Let's break down the questions you shared from the image:

Question 2:

The formula $x = -\frac{b}{2a}$ is used to find:

• This formula is used to find the x-value of the vertex of a quadratic function written in the form $y = ax^2 + bx + c$.

The correct answer for Question 2 is:

• The x-value of the vertex.

Question 3:

To find the vertex of the quadratic function $y = x^2 - 6x + 11$:

1. The x-value of the vertex is found using the formula: $x = -\frac{b}{2a}$ For the equation $y = x^2 - 6x + 11$, $a = 1$ and $b = -6$. Substituting these into the formula: $x = -\frac{-6}{2(1)} = \frac{6}{2} = 3$

2. To find the y-value, substitute $x = 3$ back into the original equation: $y = (3)^2 - 6(3) + 11 = 9 - 18 + 11 = 2$

Thus, the vertex is $(3, 2)$.

The correct answer for Question 3 is:

• The vertex is $(3, 2)$.

Would you like more details on any of these solutions?

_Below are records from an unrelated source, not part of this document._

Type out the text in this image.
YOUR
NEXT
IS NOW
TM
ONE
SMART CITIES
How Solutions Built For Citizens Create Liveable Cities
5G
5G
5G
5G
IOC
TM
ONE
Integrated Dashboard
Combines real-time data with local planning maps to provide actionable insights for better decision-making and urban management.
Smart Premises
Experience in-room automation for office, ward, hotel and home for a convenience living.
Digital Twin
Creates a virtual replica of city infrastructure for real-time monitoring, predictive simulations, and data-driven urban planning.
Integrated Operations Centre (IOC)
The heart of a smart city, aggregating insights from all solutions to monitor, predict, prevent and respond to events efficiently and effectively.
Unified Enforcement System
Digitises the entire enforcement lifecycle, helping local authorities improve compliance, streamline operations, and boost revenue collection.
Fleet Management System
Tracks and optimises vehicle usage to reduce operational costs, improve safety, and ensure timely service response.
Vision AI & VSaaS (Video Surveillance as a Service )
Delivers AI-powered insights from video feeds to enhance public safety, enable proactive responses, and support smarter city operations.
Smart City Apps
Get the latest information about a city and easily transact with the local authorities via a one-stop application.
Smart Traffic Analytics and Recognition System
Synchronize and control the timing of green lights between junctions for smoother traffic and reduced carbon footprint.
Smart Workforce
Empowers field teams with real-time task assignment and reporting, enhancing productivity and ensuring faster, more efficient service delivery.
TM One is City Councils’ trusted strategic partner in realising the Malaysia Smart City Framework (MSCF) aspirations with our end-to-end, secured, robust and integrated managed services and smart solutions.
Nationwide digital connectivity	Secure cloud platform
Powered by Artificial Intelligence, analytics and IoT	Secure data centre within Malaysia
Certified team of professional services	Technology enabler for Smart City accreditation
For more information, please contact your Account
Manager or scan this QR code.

Here are some related questions to explore:

1. What is the significance of the vertex in a quadratic graph?
2. How do you find the axis of symmetry from the vertex form of a quadratic function?
3. Can the vertex formula be used for equations that are not quadratic?
4. How does the value of 'a' in $y = ax^2 + bx + c$ affect the shape of the parabola?
5. What are other methods to find the vertex of a quadratic function?

Tip:

The quadratic formula $x = \frac{-b \pm \sqrt{b^2 - 4ac}}{2a}$ can be used to find the roots (zeros) of a quadratic function, not the vertex!